Google is planning to roll out a female diversity scheme annually and in more countries after a successful pilot in the UK and Germany.
Over the past two months, a number of Google employees have taken part in a scheme to mentor female students studying computer science or related degrees at university.
Two hundred students from 46 UK universities applied for the Google CodeF scheme, which was designed in partnership with Rare Recruitment, a recruitment agency for ethnic minority graduates.
The scheme targets female computer scientists who have not yet graduated, and all applicants - including those studying other subjects such as mathematicians - were required to have basic coding skills in at least one of C++, Java or Python programming languages.
Fifty of the successful candidates from universities including Cambridge, Oxford, Imperial, Southampton, Surrey and Sussex, were then invited to an 'insight' day at Google's UK office last November, where they met the company's software engineers and worked on live problems with them to test their technical abilities.
The top 21 students were chosen from the insight day to be matched up with Google mentors.
Mentors were required to keep in touch with the students at least once a week over a period of eight to 10 weeks. Most of the communication was virtual, using email, videoconferencing tool Google Hangouts and online messaging. Topics covered by the mentors included advice on improving technical skills, CV and career advice, doing mock interviews and giving mentees a better idea of how their IT skills can be applied in a work environment.
Computerworld UK spoke to some of the students on the scheme, who said that CodeF had helped to "demystify" the Google brand.
Florence Driscoll, a third-year maths student at Oxford University, who created C#-based Sudoku-solving application as part of her mentoring, said: "I would never really have considered Google. It's a bit mythical. You hear so much about Google. It has done a really good job of demystifying Google."
Nicola Asamoah (pictured, left), a third-year IT student at Southampton University, agreed. She had applied, unsuccessfully, for a web developer role at Google before trying out for the CodeF scheme.
"I now feel I have a chance to get a job at Google," she said. "It feels achievable."
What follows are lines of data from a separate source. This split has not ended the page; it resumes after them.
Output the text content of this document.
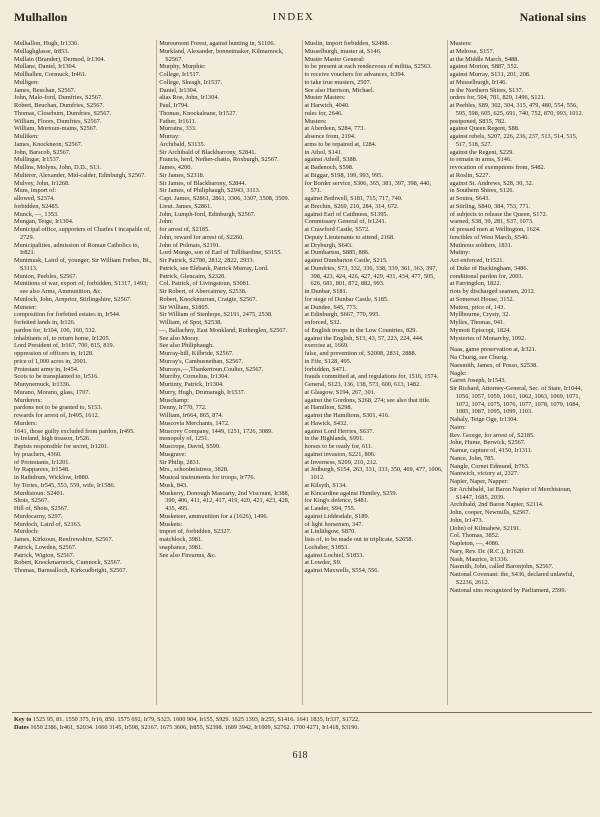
Mulhallon	INDEX	National sins
Mulhallon, Hugh, Ir1336.
Mullaghglasse, Ir853.
Mullain (Brander), Dermod, Ir1304.
Mullane, Daniel, Ir1304.
Mullhallen, Cormuck, Ir461.
Mulligen:
James, Beuchan, S2567.
John, Malo-ford, Dumfries, S2567.
Robert, Beuchan, Dumfries, S2567.
Thomas, Closeburn, Dumfries, S2567.
William, Floors, Dumfries, S2567.
William, Mortoun-mains, S2567.
Mulliken:
James, Knockneon, S2567.
John, Barscob, S2567.
Mullingar, Ir1537.
Mullins, Molyns, John, D.D., S13.
Multerer, Alexander, Mid-calder, Edinburgh, S2567.
Mulvey, John, Ir1268.
Mum, import of:
allowed, S2374.
forbidden, S2485.
Munck, —, 1353.
Mungan, Teige, Ir1304.
Municipal office, supporters of Charles I incapable of, 2729.
Municipalities, admission of Roman Catholics to, Ir821.
Munimusk, Laird of, younger, Sir William Forbes, Bt., S3113.
Munion, Peebles, S2567.
Munitions of war, export of, forbidden, S1317, 1493; see also Arms, Ammunition, &c.
Munloch, John, Arnprior, Stirlingshire, S2567.
Munster:
composition for forfeited estates in, Ir544.
forfeited lands in, Ir126.
pardon for, Ir104, 106, 160, 532.
inhabitants of, to return home, Ir1205.
Lord President of, Ir167, 700, 815, 819.
oppression of officers in, Ir128.
price of 1,000 acres in, 2001.
Protestant army in, Ir454.
Scots to be transplanted to, Ir516.
Munynemuck, Ir1336.
Murano, Morano, glass, 1707.
Murderers:
pardons not to be granted to, S153.
rewards for arrest of, Ir495, 1612.
Murders:
1641, those guilty excluded from pardon, Ir495.
in Ireland, high treason, Ir526.
Papists responsible for secret, Ir1201.
by poachers, 4360.
of Protestants, Ir1201.
by Rapparees, Ir1548.
in Rathdrum, Wicklow, Ir880.
by Tories, Ir545, 553, 559, wife, Ir1586.
Murdistoun: S2401.
Shots, S2567.
Hill of, Shots, S2567.
Murdocarny, S297.
Murdoch, Laird of, S2163.
Murdoch:
James, Kirktoun, Renfrewshire, S2567.
Patrick, Lowden, S2567.
Patrick, Wigton, S2567.
Robert, Knockmarnock, Cumnock, S2567.
Thomas, Barnsalloch, Kirkcudbright, S2567.
Mureumont Forest, against hunting in, S1106.
Murkland, Alexander, bonnetmaker, Kilmarnock, S2567.
Murphy, Murphie:
College, Ir1517.
College, Skeagh, Ir1537.
Daniel, Ir1304.
alias Roe, John, Ir1304.
Paul, Ir794.
Thomas, Knockaleane, Ir1527.
Father, Ir1611.
Murrains, 333.
Murray:
Archibald, S3135.
Sir Archibald of Blackbarrony, S2841.
Francis, herd, Nether-chatto, Roxburgh, S2567.
James, 4200.
Sir James, S2318.
Sir James, of Blackbarony, S2844.
Sir James, of Philiphaugh, S2943, 3113.
Capt. James, S2861, 2861, 3306, 3307, 3508, 3509.
Lieut. James, S2861.
John, Lumph-ford, Edinburgh, S2567.
John:
for arrest of, S2185.
John, reward for arrest of, S2260.
John of Polmais, S2191.
Lord Mungo, son of Earl of Tullibardine, S3155.
Sir Patrick, S2780, 2812, 2822, 2933.
Patrick, see Elebank, Patrick Murray, Lord.
Patrick, Glencairn, S2320.
Col. Patrick, of Livingstoun, S3081.
Sir Robert, of Abercairney, S2538.
Robert, Knockmurran, Craigie, S2567.
Sir William, S1805.
Sir William of Stenhope, S2191, 2475, 2538.
William, of Spot, S2538.
—, Ballachny, East Monkland, Rutherglen, S2567.
See also Moray.
See also Philiphaugh.
Murray-hill, Kilbride, S2567.
Murray's, Cambusnethan, S2567.
Murrays,—,Thankertoun,Coulter, S2567.
Murriby, Cornelius, Ir1304.
Murtinty, Patrick, Ir1304.
Murry, Hugh, Drumaragh, Ir1537.
Muschamp:
Denny, Ir770, 772.
William, Ir664, 865, 874.
Muscovia Merchants, 1472.
Muscovy Company, 1449, 1251, 1726, 3089.
monopoly of, 1251.
Muscrope, David, S599.
Musgrave:
Sir Philip, 2831.
Mrs., schoolmistress, 3828.
Musical instruments for troops, Ir776.
Musk, 843.
Muskerry, Donough Mascarty, 2nd Viscount, Ir388, 390, 406, 411, 412, 417, 419, 420, 421, 423, 428, 435, 495.
Musketeer, ammunition for a (1626), 1496.
Muskets:
import of, forbidden, S2327.
matchlock, 3981.
snaphance, 3981.
See also Firearms, &c.
Muslin, import forbidden, S2498.
Musselburgh, muster at, S146.
Muster Master General:
to be present at each rendezvous of militia, S2563.
to receive vouchers for advances, Ir394.
to take true musters, 2507.
See also Harrison, Michael.
Muster Masters:
at Harwich, 4040.
rules for, 2646.
Musters:
at Aberdeen, S284, 773.
absence from, 2194.
arms to be repaired at, 1284.
in Athol, S141.
against Atholl, S388.
at Badenoch, S598.
at Biggar, S198, 199, 993, 995.
for Border service, S306, 365, 381, 397, 398, 440, 571.
against Bothwell, S181, 715, 717, 740.
at Brechin, S269, 210, 284, 314, 672.
against Earl of Caithness, S1395.
Commissary General of, Ir1241.
at Crawford Castle, S572.
Deputy Lieutenants to attend, 2168.
at Dryburgh, S643.
at Dumbarton, S885, 886.
against Dumbarton Castle, S215.
at Dumfries, S73, 332, 336, 338, 339, 361, 363, 397, 398, 423, 424, 426, 427, 429, 431, 434, 477, 505, 626, 681, 801, 872, 882, 993.
in Dunbar, S181.
for siege of Dunbar Castle, S185.
at Dundee, S45, 773.
at Edinburgh, S667, 770, 995.
enforced, S32.
of English troops in the Low Countries, 829.
against the English, S13, 43, 57, 223, 224, 444.
exercise at, 1669.
false, and prevention of, S2008, 2831, 2888.
in Fife, S128, 495.
forbidden, S471.
frauds committed at, and regulations for, 1516, 1574.
General, S123, 136, 138, 573, 600, 613, 1482.
at Glasgow, S194, 267, 301.
against the Gordons, S268, 274; see also that title.
at Hamilton, S298.
against the Hamiltons, S301, 416.
at Hawick, S432.
against Lord Herries, S637.
in the Highlands, S991.
horses to be ready for, 611.
against invasion, S221, 806.
at Inverness, S209, 210, 212.
at Jedburgh, S154, 263, 331, 333, 350, 469, 477, 1006, 1012.
at Kilsyth, S134.
at Kincardine against Huntley, S259.
for King's defence, S481.
at Lauder, S94, 755.
against Liddesdale, S189.
of light horsemen, 347.
at Linlithgow, S870.
lists of, to be made out in triplicate, S2658.
Lochaber, S1853.
against Lochiel, S1853.
at Lowder, S9.
against Maxwells, S554, 556.
Musters:
at Melrose, S157.
at the Middle March, S488.
against Morton, S887, 552.
against Murray, S131, 201, 208.
at Musselburgh, Ir146.
in the Northern Shires, S137.
orders for, 504, 781, 829, 1496, S121.
at Peebles, S89, 302, 304, 315, 479, 480, 554, 556, 595, 598, 605, 625, 691, 740, 752, 870, 993, 1012.
postponed, S835, 782.
against Queen Regent, S88.
against rebels, S207, 226, 236, 237, 513, 514, 515, 517, 518, 527.
against the Regent, S229.
to remain in arms, S146.
revocation of exemptions from, S482.
at Roslin, S227.
against St. Andrews, S28, 30, 32.
in Southern Shires, S126.
at Soutra, S643.
at Stirling, S840, 384, 753, 771.
of subjects to release the Queen, S172.
warned, S38, 39, 281, S37, 1073.
of pressed men at Wellington, 1624.
fencibles of West March, S546.
Mutinous soldiers, 1831.
Mutiny:
Act enforced, Ir1521.
of Duke of Buckingham, 3486.
conditional pardon for, 2003.
at Farringdon, 1822.
riots by discharged seamen, 2012.
at Somerset House, 3152.
Mutton, price of, 143.
Myllbourne, Crysty, 32.
Mylles, Thomas, 941.
Mymott Episcopi, 1824.
Mysteries of Monarchy, 1092.
Naas, game preservation at, Ir321.
Na Churig, see Churig.
Naesmith, James, of Posso, S2538.
Nagle:
Garret Joseph, Ir1543.
Sir Richard, Attorney-General, Sec. of State, Ir1044, 1056, 1057, 1059, 1061, 1062, 1063, 1069, 1071, 1072, 1074, 1075, 1076, 1077, 1078, 1079, 1084, 1085, 1087, 1095, 1099, 1103.
Nahaly, Teige Oge, Ir1304.
Nairn:
Rev. George, for arrest of, S2185.
John, Hume, Berwick, S2567.
Namur, capture of, 4150, Ir1311.
Nance, John, 785.
Nangle, Cornet Edmund, Ir763.
Nantwich, victory at, 2327.
Napier, Naper, Napper:
Sir Archibald, 1st Baron Napier of Merchistoun, S1447, 1685, 2039.
Archibald, 2nd Baron Napier, S2114.
John, cooper, Newmills, S2567.
John, Ir1473.
(John) of Kilmahew, S2191.
Col. Thomas, 3852.
Napleton, —, 4086.
Nary, Rev. Dr. (R.C.), Ir1620.
Nash, Maurice, Ir1336.
Nasmith, John, called Baronjohn, S2567.
National Covenant: the, S436, declared unlawful, S2236, 2612.
National sins recognized by Parliament, 2599.
Key to 1525 95, 81. 1550 375, Ir16, 850. 1575 692, Ir79, S323. 1600 904, Ir155, S929. 1625 1393, Ir255, S1416. 1641 1835, Ir337, S1722.
Dates 1650 2386, Ir461, S2034. 1660 3145, Ir598, S2167. 1675 3606, Ir855, S2398. 1689 3942, Ir1009, S2762. 1700 4271, Ir1418, S3190.
618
One of the mentors, Konstantin Yegupov, a software engineer at Google, volunteered to take part in the scheme because he had enjoyed teaching students when in his final year at university.
The scheme gave him an insight into the differences between the US and English education systems, and allowed him to take stock of his role at Google.
"I reviewed my experience in Google, the good things about it, how we describe our job and how jobs differ from the expectations that the students have.
"The difference in expectation is you will have to do much more supplementary work as part of your job. You're not just cranking out code. You spend a lot of time writing tests for code. It's monitoring the whole infrastructure around it," said Yegupov.
Confidence, he added, was an important quality for female computer science graduates to have, as well as having structured knowledge.
"It's very important to have structured knowledge. When everything you know is connected to everything else you know. So when you approach a solution you know the solution from top to down. It's important to know existing solutions to problems. When you see a problem you know immediately the class of the problem and the solution to that," Yegupov said.
He also believed that it would be helpful for students to become familiar with the tools that the software industry uses, such as wikis, so that they are more prepared for the workplace.
Mark Palmer-Edgecumbe, head of EMEA diversity at Google, believes that the CodeF initiative will be a two to three-year programme. As well as CodeF, the company launched a scheme to promote black people and people with disabilities last autumn.
While jobs are not guaranteed for everyone on the mentoring schemes, some candidates have been successful at gaining two to three-month internship roles at the company. Two females from the CodeF scheme have been offered internships at Google so far.
"From all three programmes we have hired people into paid intern positions. We are currently interviewing a significant proportion for other intern positions and new graduate hire positions," he said.
Palmer-Edgecumbe believes that the mentoring experience will also prepare students for other jobs in the high-tech industry.
"At the end of the mentoring programme they graduate and we are keen that this mentoring programme should equip them with the knowledge and the skills to perform really well in our interview process and any other IT interview process," he said.
Palmer-Edgecumbe declined to reveal what proportion of Google's software engineers are women, saying only that the company was "very diverse already but we understand that we can always be more diverse".
Google is well-known for its employee benefits, with a number of perks to support working mothers and new families.
For example, it provides mother's rooms, a 'Mommy Mentor' programme and a New Parents Group. Maternity leave comprises up to 12 weeks off at approximately 100 percent pay, with employees who have worked at the company for more than a year eligible for an additional six weeks.
Sector skills council e-skills UK has welcomed Google's initiative to help promote the role of women in an industry where just 18 percent of the UK's IT professionals are female, according to the organisation's latest research.
"Women are missing out on rewarding careers and the IT industry is missing out on a vast pool of talent. We welcome any scheme that encourages women to explore and pursue careers in IT and to see high-profile companies like Google addressing this issue is heartening," said Bob Clift, head of the higher education programmes at e-skills UK.